Foi o Tratado de Maastricht - não tanto por instituir formalmente a UE mas sobretudo por vir abertamente contender com a tradicional soberania monetária dos Estados-membros – que fez despertar muitos do estado de "inconsciência constitucional" que vinha a rodear a transferência de poderes  para Bruxelas. Como tantos outros, fiquei com a convicção de que, do nosso lado, quem negociava não representava claramente que o que estava a ser acordado colidiria de frente com normas constitucionais.(E esse não foi caso único, registe-se: o TPI seria apenas o mais conhecido). Alcançado o acordo, chegou a vez de pensar a sério na ratificação – e foi então, como aconteceu também noutros países, que fizemos a revisão constitucional. 

Para podermos ratificar, era necessário que a Constituição passasse a autorizar que, por tratado, sob certas condições, se acordasse o "exercício em comum" de poderes, neles incluindo, sem margem para dúvidas, poderes a que sempre se reconhecera natureza soberana. A menção até aí existente ao "reforço da identidade europeia" era insuficiente para aí chegar. Ao tempo, num certo número de países, eram já tema as necessárias "transferências de soberania" e os requisitos que exigiriam. 

Era tudo menos um pequeno passo: havia aliás, por isso mesmo, também entre nós, em vários campos e com diversas motivações, muitos defensores do recurso ao referendo. Para quem o não reclamava, impunha-se inscrever na Constituição o objectivo que conferia justificação  a esse passo. Foi então que os deputados do PSD e do PS que prepararam essa "revisão europeia da Constituição" (1992) acordaram numa solução que o plenário da Assembleia da República viria a aprovar: a autorização constitucional para o "exercício em comum" seria dada com a explicitação de que o era "tendo em vista a coesão económica e social". Com esse fim nela se abarcavam os "poderes necessários á construção da união europeia". Acrescente-se que foi só numa outra revisão, mais de uma década depois, que se viria a explicitar também a dimensão territorial, atingindo-se a fórmula que hoje se lê na Constituição ("coesão económica, social e territorial"). 

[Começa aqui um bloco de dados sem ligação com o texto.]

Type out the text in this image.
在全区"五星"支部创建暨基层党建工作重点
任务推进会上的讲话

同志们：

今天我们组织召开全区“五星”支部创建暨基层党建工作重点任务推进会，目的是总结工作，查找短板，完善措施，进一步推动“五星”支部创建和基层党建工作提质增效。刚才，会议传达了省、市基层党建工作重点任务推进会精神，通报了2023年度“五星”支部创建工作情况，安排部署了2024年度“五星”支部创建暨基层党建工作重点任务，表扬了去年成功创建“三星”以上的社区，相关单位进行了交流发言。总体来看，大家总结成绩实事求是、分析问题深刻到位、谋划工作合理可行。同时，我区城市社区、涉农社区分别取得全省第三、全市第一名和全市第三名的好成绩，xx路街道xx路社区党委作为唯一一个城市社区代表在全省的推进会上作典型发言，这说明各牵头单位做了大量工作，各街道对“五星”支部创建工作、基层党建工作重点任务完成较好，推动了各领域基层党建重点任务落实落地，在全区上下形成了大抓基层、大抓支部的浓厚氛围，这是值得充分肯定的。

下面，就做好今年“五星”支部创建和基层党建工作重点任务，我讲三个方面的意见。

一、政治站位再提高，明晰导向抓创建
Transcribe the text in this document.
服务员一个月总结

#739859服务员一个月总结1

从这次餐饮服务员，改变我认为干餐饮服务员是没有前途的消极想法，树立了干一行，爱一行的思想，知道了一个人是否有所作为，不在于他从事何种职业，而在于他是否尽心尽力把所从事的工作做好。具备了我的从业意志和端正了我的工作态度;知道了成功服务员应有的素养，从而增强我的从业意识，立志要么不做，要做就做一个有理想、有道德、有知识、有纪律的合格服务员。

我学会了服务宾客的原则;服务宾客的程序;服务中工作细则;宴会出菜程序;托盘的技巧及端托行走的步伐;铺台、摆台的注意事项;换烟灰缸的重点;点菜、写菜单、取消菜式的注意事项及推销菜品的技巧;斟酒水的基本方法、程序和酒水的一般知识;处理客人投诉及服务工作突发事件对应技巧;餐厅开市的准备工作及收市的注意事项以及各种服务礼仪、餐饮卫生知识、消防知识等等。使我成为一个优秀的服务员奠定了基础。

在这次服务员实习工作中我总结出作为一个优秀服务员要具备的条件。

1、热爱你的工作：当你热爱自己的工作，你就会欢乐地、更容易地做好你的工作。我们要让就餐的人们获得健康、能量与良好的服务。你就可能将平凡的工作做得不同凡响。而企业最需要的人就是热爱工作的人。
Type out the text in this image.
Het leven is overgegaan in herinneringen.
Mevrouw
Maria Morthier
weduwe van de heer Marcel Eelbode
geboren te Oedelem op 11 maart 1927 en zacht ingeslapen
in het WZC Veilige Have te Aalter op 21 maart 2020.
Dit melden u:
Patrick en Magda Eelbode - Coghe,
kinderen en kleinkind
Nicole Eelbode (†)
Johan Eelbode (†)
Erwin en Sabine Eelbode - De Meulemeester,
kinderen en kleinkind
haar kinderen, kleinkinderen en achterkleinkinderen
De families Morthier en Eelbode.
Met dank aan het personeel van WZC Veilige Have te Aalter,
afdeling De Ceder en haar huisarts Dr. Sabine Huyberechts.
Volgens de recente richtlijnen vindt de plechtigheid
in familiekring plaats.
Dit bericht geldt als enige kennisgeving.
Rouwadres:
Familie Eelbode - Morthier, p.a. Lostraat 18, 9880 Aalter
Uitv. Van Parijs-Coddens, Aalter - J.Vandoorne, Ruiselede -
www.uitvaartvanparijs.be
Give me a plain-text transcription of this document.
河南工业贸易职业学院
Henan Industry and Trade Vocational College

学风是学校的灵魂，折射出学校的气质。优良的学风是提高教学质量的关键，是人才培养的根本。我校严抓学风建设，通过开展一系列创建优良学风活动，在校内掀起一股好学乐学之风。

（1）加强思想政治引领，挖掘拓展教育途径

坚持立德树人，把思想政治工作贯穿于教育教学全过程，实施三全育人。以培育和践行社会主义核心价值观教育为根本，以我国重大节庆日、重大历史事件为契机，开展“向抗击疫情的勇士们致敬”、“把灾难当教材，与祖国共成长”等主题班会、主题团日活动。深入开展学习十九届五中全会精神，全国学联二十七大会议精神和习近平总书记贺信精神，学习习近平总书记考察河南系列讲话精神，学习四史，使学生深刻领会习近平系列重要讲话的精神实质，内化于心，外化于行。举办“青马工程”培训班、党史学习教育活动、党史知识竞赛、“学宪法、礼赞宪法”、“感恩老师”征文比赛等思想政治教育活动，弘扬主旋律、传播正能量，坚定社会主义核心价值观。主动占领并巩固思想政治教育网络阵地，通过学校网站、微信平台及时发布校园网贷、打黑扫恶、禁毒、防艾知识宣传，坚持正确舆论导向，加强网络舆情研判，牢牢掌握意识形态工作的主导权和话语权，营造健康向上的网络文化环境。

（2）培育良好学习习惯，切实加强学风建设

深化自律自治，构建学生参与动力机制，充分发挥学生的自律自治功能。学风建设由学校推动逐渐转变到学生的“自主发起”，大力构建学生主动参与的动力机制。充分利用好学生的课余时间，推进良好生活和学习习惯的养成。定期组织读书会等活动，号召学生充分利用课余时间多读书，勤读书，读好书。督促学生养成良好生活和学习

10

A nossa credencial constitucional para a União é singular: desde o primeiro momento que é orientada para um fim que vincula o exercício "em comum" dos poderes abrangidos. Soluções que consagrem uma evolução da União Europeia que subalternize ou prejudique a "coesão económica, social e territorial" irão em sentido oposto ao que, primordialmente, orientou a luz verde constitucional dada à participação na construção dela. Ninguém pense que, nessa eventualidade, as consequências possam ser nenhumas. 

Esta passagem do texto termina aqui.